Graduated Rate on a Period of 10 Years: the payments are variable, starting low so that the parents can cope with current expenses and the incipient loan payments. The payments increase every two years, so this payment plan is a good choice for people who expect income increases in the future. Also, if the beneficiary wants to help in paying the loan, the graduated rate is perfect, since it is lower when there is one payer and higher when the parent and child can join forces (or better said “finances”). This repayment plan is not recommended for parents who will retire in less than 10 years.
Extended Repayment Period: this plan can span over a period of 12 to 25 years, according to client’s preferences. The monthly payments are smaller, but overall the reimbursed amount of money is higher because of the interest, which is not subsidiary and adds up in time. The plan is suitable for people with low income, who cannot pay a large sum of money every month, but who are capable of working during the period of the loan contract. Paying the monthly loan bill from pension is never a viable solution.
Available for parents working in the public sector or in non-profit organizations can apply for a Public Loan Forgiveness.
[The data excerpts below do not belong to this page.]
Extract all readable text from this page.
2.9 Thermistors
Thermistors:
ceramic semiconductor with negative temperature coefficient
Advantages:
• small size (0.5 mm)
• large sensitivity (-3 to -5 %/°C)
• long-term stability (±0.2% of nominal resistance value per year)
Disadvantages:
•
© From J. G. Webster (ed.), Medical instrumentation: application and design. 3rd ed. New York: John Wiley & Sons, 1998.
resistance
The program erases educational loans which are older than 10 years. The only criterion to be met is to have 120 full, consecutive payments made on time. The state will wipe out the remaining debt after these 10 years. The plan is beneficial for those parents who have opted for a gradual or a long-term loan. Also, the debtors who chose to consolidate their loans have the chance to obtain some kind of forgiveness after 10 years of payments.
The program was established in 2007, so the first loan forgiveness measures were taken in 2017. If you have not yet applied for this program, it is advisable to calculate how much money will you save and how long you will be able to pay the monthly bills. There are persons who may need to retire in a few years, so they will not afford to make payments for another decade in order to benefit for the Public Loan Forgiveness program.
No matter what method you use to refinance your student loans be sure that you read all the fine print so that you understand what you’re giving up and what you’re gaining by refinancing your Parent PLUS student loans. Use a student loan repayment calculator to determine how much you’ll save by refinancing so that you can make an informed decision about whether it is worthwhile to refinance.